Democrats’ Drilling Bill Won’t Produce Single Drop of Oil, GOP Says

Daily News Article   —   Posted on September 17, 2008

(Update: The debate on offshore oil drilling is now moving to the Senate. The House late Tuesday passed a bill that would open waters 50 miles off the Pacific and Atlantic coasts to oil and natural gas development, if the adjacent states agree to go along. The vote was 236-189. [NOTE: there are currently 235 Democrats and 199 Republicans in the House.])

(by Josiah Ryan, CNSNews.com) Washington DC – An energy bill introduced by Democrats Monday night to allow limited offshore drilling in U.S. coastal waters will never permit the production of a single drop of oil, Republicans told CNSNews.com on Tuesday.

Democrats, however, say that they are finally giving the GOP a chance to vote to allow offshore oil drilling, and they deny claims that the bill will not produce additional oil.
 
“This bill is a bald-face lie,” said Rep. Paul Broun (R-Ga.). “It doesn’t help America. It’s not going to produce one drop of oil.”
 
“This bill is absolutely meaningless,” Rep. John Shadegg (R-Ariz.) told reporters at a press conference at the Capitol Tuesday morning. “Any American who thinks with this legislation we will even start trying to produce oil in the next eight years is being deceived or mistaken.”
 
In the press conference, about 15 Republican House members took turns describing the bill as a “sham,” “hoax,” “charade,” “optical illusion,” and so on.
 
But Rep. Rahm Emanuel (D-Ill.) told CNSNews.com that the bill will in fact produce more American oil.
 
“Drilling is the purpose – that’s one of the reasons we wrote the bill,” Emanuel told CNSNews.com Tuesday when asked if he believed the bill would produce oil. The congressman said he didn’t know how much oil the bill would produce.
 
According to the bill’s introduction, the “Comprehensive American Energy Security and Consumer Protection Act” will seek to “end dependency on oil through renewable and clean, alternative fuel technologies while building a bridge to the future through expanded access to federal oil and natural gas resources.”
 
The legislation, which was introduced by Democrats at 9:45 p.m. on Monday night, would allow drilling in select areas on the coast outside of a 50-mile boundary offshore if individual states agree to allow it.
 
House Speaker Nancy Pelosi (D-Calif.) said the bill is a bipartisan energy package designed to chart a new national course.  
 
“It’s part of a bipartisan compromise,” said Pelosi at an afternoon press conference at the Capitol on Tuesday. “The choice on the floor today is the status quo or a chance to take our country into a new direction.”
 
But many Republicans say that the bill is not bipartisan and that it contains a long list of “flaws” that preclude its ability to provide the nation with more oil. 

They claim that states will not agree to drill if they are not offered greater incentives in the form of revenue sharing.

They claim the bill does not include language that would discourage lawsuits from environmental groups that would mire drilling in legal battles for years.

They claim that up to 80 percent of offshore oil lies within the 50-mile boundary that the bill excludes from possible drilling.

“This bill won’t do a d—- thing about American energy,” exclaimed House Minority Leader John Boehner (R-Ohio) on the House floor Tuesday morning. 
 
But House Majority Leader Rep.

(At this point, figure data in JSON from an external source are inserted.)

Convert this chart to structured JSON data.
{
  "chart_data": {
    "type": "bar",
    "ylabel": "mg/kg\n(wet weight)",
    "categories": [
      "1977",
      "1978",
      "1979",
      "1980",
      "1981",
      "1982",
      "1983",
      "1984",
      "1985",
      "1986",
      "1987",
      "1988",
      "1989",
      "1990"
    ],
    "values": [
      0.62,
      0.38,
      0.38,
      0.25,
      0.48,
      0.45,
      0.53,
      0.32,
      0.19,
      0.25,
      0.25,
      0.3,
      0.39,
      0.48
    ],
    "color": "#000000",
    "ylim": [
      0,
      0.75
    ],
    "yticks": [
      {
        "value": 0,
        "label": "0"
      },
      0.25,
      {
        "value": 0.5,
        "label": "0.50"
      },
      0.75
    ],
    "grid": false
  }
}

Steny Hoyer (D-Md.) pitched the bill as a choice between drilling and not drilling.
 
“The Republicans said they wanted drilling and an all-of-the-above drilling package,” said Hoyer. “Today on the floor, we have a bill that substantially expands drilling opportunities and includes renewable conservation investment. Today we find out whether the Republicans are interested in producing oil or campaign slogans.”
 
Pelosi added that, if the Republicans are not satisfied with what the bill offers, it is because they want to continue to do the “dance of big oil” on the House floor.

All original CNSNews.com material, copyright 1998-2008 Cybercast News Service. Reprinted here with permission from CNSNews. Visit the website at CNSNews.com.



Background

NOTE:
On Friday, August 1, 2008 as Congress adjourned for the remainder of the summer, as many as forty Republicans stayed in the chamber to protest the House Democrat leadership's decision to leave for the August recess without first permitting a vote on increased American energy production. With no cameras on and the microphones and lights off, Republicans took turns demanding a special session of Congress to address high gas prices.